Even as VV arrives another axed corpse is found and then a week later another, three in all: Chop, chop, and chop. The victims seem to have had nothing in common, and there are slight variations in the modus operandi, apart from the ax. The aresponsible media whips up public hysteria which drains police time and budget. It seemed pretty obvious soon enough who the culprit was….but it was a nice trip. Likewise, how could so many people have read the Melnike Report and not notice the missing page with and without page numbers?
The titular Borkmann was VV’s mentor long ago, and his point was that in an investigation there may come a time when gathering yet more information will cloud rather than clarify reality. At the eponymous point there is enough information, enough pieces of the puzzle are there and it is time to put them together. All pieces are not necessary to get the outline.
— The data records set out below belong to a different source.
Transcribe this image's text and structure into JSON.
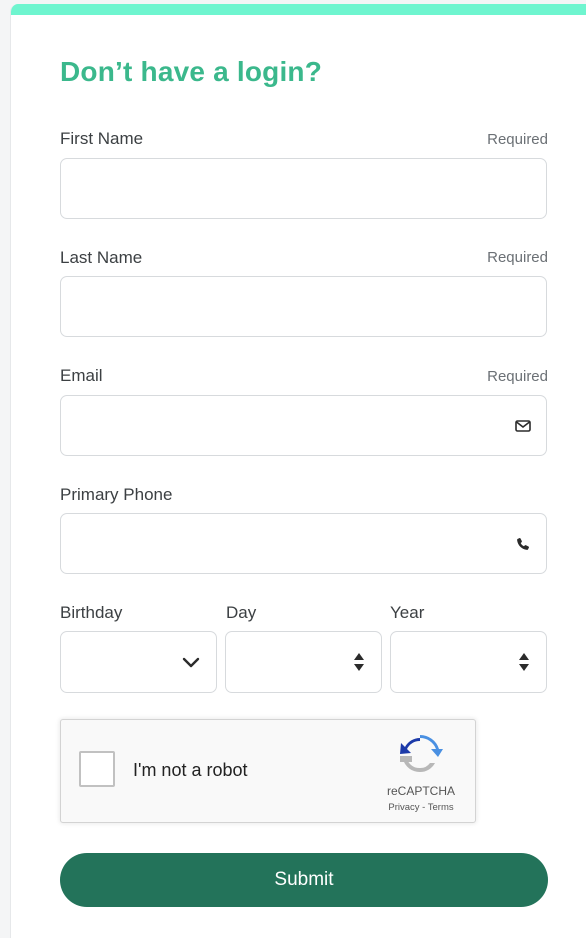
{
  "form": {
    "title": "Don’t have a login?",
    "required_text": "Required",
    "fields": {
      "first_name": {
        "label": "First Name",
        "value": ""
      },
      "last_name": {
        "label": "Last Name",
        "value": ""
      },
      "email": {
        "label": "Email",
        "value": "",
        "icon": "envelope-icon"
      },
      "phone": {
        "label": "Primary Phone",
        "value": "",
        "icon": "phone-icon"
      }
    },
    "birthday": {
      "month_label": "Birthday",
      "day_label": "Day",
      "year_label": "Year",
      "month_value": "",
      "day_value": "",
      "year_value": ""
    },
    "recaptcha": {
      "checkbox_label": "I'm not a robot",
      "brand": "reCAPTCHA",
      "links": "Privacy - Terms"
    },
    "submit_label": "Submit"
  },
  "colors": {
    "accent_bar": "#6ff5cf",
    "title": "#3bb88c",
    "submit_bg": "#23735a"
  }
}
A skilled investigator learns to recognise that point and then see the whole picture.
As in krimis, so it is in social science, far more information (data) is collected than is ever analysed. It is a design-fault in the way we do social science because the career incentives lie in doing something new, not in raking over old ground for meaning. In most studies the data, whatever form it takes, is examined once for immediate purposes of a publication, and then shelved. Truth to be told, despite two generations of emphasis on methodology most studies are so idiosyncratic in conception that raking them again by another researcher is not possible. I’ll cite PhD completions where the uniqueness of the work is always the money shot. Ergo Borkman’s Point rang a bell for this reader.
This is the second in a long-running series. I read it years ago but retained nothing from it except that I liked it, so when I came across it recently I re-read it. I expect to meet VV again in another book.